Alastair Sim is the definitive Scrooge

Alastair Sim is the definitive Scrooge

Robert Tanitch reviews the latest DVDs

SCROOGE (Renown). There have been countless stage, film and television versions of Charles Dickens’ A Christmas Carol, ever since it was first published with huge success in 1843 at 5 shillings a copy. 6,000 copies were sold in the first few days. Within a year there were six unauthorised stage productions. The novel is both tract and ghost story. Dickens’s social and moral seriousness, heavy-handed though it may be, is still pertinent. At Dickens’s funeral in Westminster Abbey 1888 the Very Reverend Dean Stanley preached that the novel was the finest Christmas Sermon in the English language. My favourite version remains this one directed by Brian Desmond Hurst in 1951. Alastair Sim is the definitive Scrooge and Mervyn Johns is perfect casting for Cratchet. You have a choice of two versions. Watch it in black and white, it feels much more authentic than the colour version.

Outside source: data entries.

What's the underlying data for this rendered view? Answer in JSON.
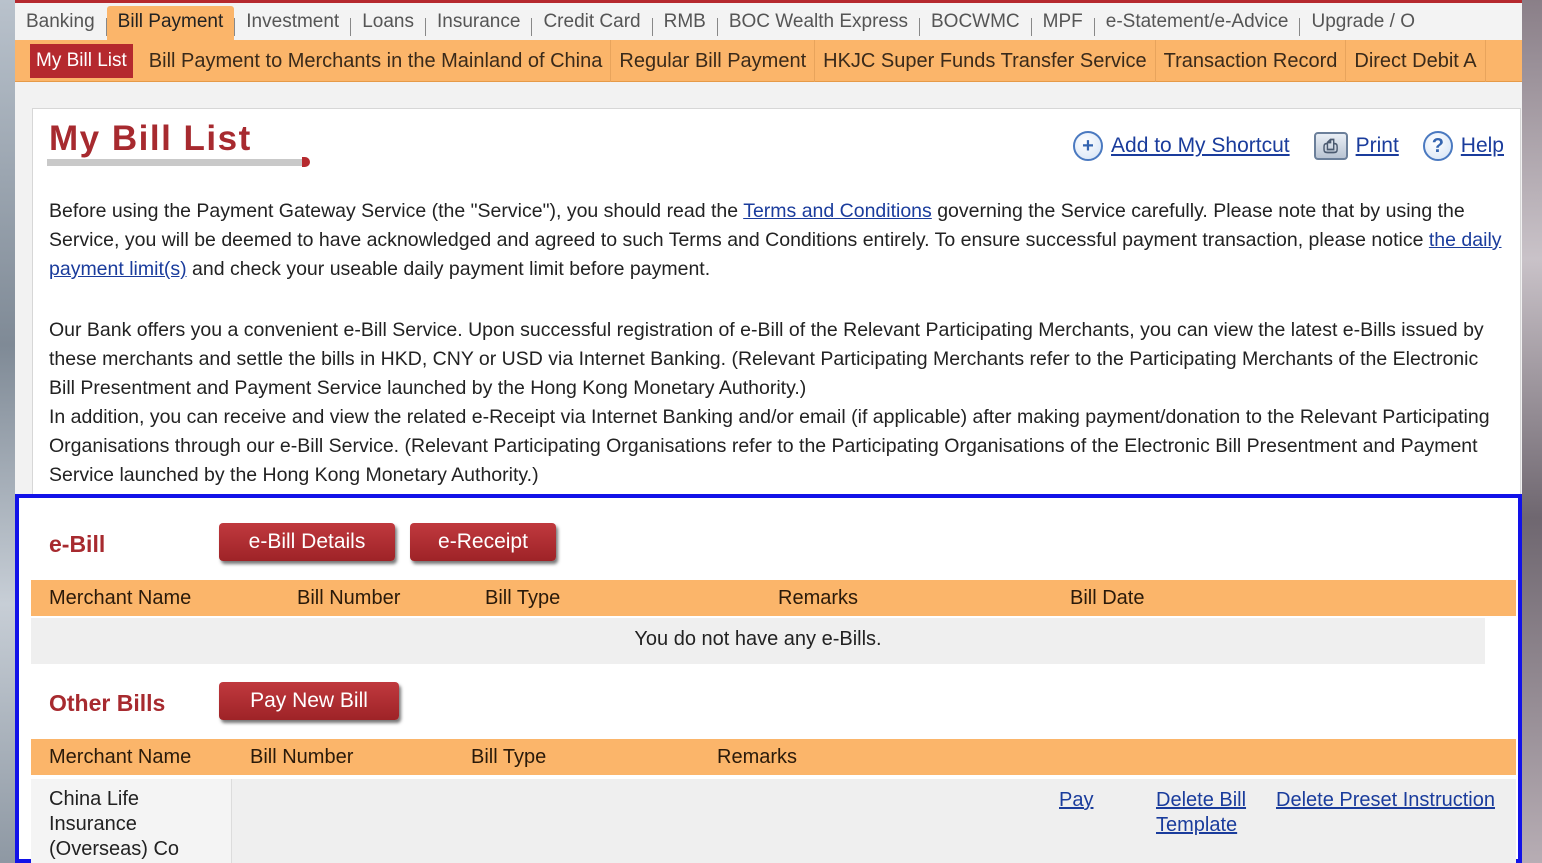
{
  "top_nav": [
    "Banking",
    "Bill Payment",
    "Investment",
    "Loans",
    "Insurance",
    "Credit Card",
    "RMB",
    "BOC Wealth Express",
    "BOCWMC",
    "MPF",
    "e-Statement/e-Advice",
    "Upgrade / O"
  ],
  "top_nav_active": "Bill Payment",
  "sub_nav": [
    "My Bill List",
    "Bill Payment to Merchants in the Mainland of China",
    "Regular Bill Payment",
    "HKJC Super Funds Transfer Service",
    "Transaction Record",
    "Direct Debit A"
  ],
  "page": {
    "title": "My Bill List",
    "tools": {
      "shortcut": "Add to My Shortcut",
      "print": "Print",
      "help": "Help"
    },
    "para1": {
      "before_link1": "Before using the Payment Gateway Service (the \"Service\"), you should read the ",
      "link1": "Terms and Conditions",
      "after_link1": " governing the Service carefully. Please note that by using the Service, you will be deemed to have acknowledged and agreed to such Terms and Conditions entirely. To ensure successful payment transaction, please notice ",
      "link2": "the daily payment limit(s)",
      "after_link2": " and check your useable daily payment limit before payment."
    },
    "para2": "Our Bank offers you a convenient e-Bill Service. Upon successful registration of e-Bill of the Relevant Participating Merchants, you can view the latest e-Bills issued by these merchants and settle the bills in HKD, CNY or USD via Internet Banking. (Relevant Participating Merchants refer to the Participating Merchants of the Electronic Bill Presentment and Payment Service launched by the Hong Kong Monetary Authority.)",
    "para3": "In addition, you can receive and view the related e-Receipt via Internet Banking and/or email (if applicable) after making payment/donation to the Relevant Participating Organisations through our e-Bill Service. (Relevant Participating Organisations refer to the Participating Organisations of the Electronic Bill Presentment and Payment Service launched by the Hong Kong Monetary Authority.)"
  },
  "ebill": {
    "title": "e-Bill",
    "details_btn": "e-Bill Details",
    "receipt_btn": "e-Receipt",
    "columns": [
      "Merchant Name",
      "Bill Number",
      "Bill Type",
      "Remarks",
      "Bill Date"
    ],
    "empty_text": "You do not have any e-Bills."
  },
  "other_bills": {
    "title": "Other Bills",
    "pay_btn": "Pay New Bill",
    "columns": [
      "Merchant Name",
      "Bill Number",
      "Bill Type",
      "Remarks"
    ],
    "rows": [
      {
        "merchant": "China Life Insurance (Overseas) Co",
        "pay": "Pay",
        "delete_template": "Delete Bill Template",
        "delete_preset": "Delete Preset Instruction"
      }
    ]
  },
  "colors": {
    "brand_red": "#b5292e",
    "nav_orange": "#fbb56a",
    "link_blue": "#1a3c9c",
    "highlight_blue": "#1212e8"
  }
}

TWILIGHT’S LAST GLEAMING (Eureka). Richard Aldrich’s deeply pessimistic political thriller, filmed in 1977 but set in the immediate future (1981), did not get the critical praise and box office success it deserved on its release. It had a big conscience and was a plea for governments to be more open. Burt Lancaster is cast as a renegade idealist general who seizes a nuclear base and is ready to launch 9 nuclear weapons and destroy the world if the President of the USA does not make a speech apologising for the Vietnam War. Charles Durning as the President, Melvyn Doulas as his chief advisor and Gerald S O’Loughlin as his sidekick have the best dialogue. The President becomes the general’s hostage. The big question is the President expendable? Aldrich maintains the tension and pace with split screens.

NATIONAL TREASURE (Acorn). A television comedian is accused of having raped a 15-year-old girl 17 years earlier. The press give him and his family a bad time. The script takes its inspiration from Operation Yewtree, a witch-hunt following the Jimmy Saville scandal, in which people are immediately presumed to be guilty rather than to be innocent. The four part series, occasionally plodding, is at first a critique on the press and media, the naming of names and it then becomes a critique of the Law and the justice system in which the victims get a rough time in court. Robbie Coltraine has the weight and gravitas for the accused, who admits to being a womaniser but not a rapist. Julie Walters is the wife who chooses to believe him.

ELVIS & NIXON (Fox). It’s a film for television rather than the big screen. So a DVD suits it well. The meeting actually took place in 1970 but nobody knows what was said. Elvis Presley wanted to be a federal agent at large and have a badge and do his bit to stop kids taking drugs. Richard Nixon wanted Elvis’s photography and autograph for his daughter. Michael Shannon and Kevin Spacey are reasonably persuasive but nothing of dramatic interest really happens. It’s all very slight and not quite absurd enough. And Elvis doesn’t sing.

STELLA CADENTE (Second Run) is a Spanish art house movie by Lluis Minarro which may have a special appeal for lovers of melons and Puccini, King Amado of Spain (played by Alex Brendemuhl) reigned for just 26 months after his coronation in 1870. He is a puppet king for a corrupt government and locked up in castle. “Nobody wants you,” says the Archbishop. Keen on democracy and freedom, Amado would like to be a modern parliamentary monarch and provide a better life for his citizens but he hasn’t the strength and the courage to act. He has nothing to do all day but look forward to either abdication or assassination. Audiences, who wait for something dramatic to happen, will wait in vain.

TWO WOMEN (CultFilms). 1960 Vittorio de Sici’s film is set in Italy in 1943 during World War 2 following the execution of Mussolini. A mother (Sophia Loren) decides that she and her 13-year-old daughter should go to a mountain village in order to escape the bombing in Rome. They are gang-raped by Allied Moroccan soldiers. De Sici’s name may raise expectations too high. Loren won an Academy Award for Best Actress, the first given to a non-American in a foreign film. Anna Magnani was initially going to play the mother and Loren the daughter; but Magnani turned it down not wanting to play Loren’s mother!

THE VON TRAPP FAMILY A LIFE OF MUSIC (Lionsgate). The hills are no longer alive with the sound of music. It is strange to see the Von Trapp family without Julie Andrews and the children singing Do Re Mi. If you have seen The Sound of Music (how many times on stage and film already?) you may feel you don’t really want to see this plodding version. The eldest daughter Agathe deeply resents her widowed dad marrying the nanny. Rosemary Harris plays Agathe in old age. Eliza Bennnet plays her younger self. The sub-title is somewhat odd since there is very little music.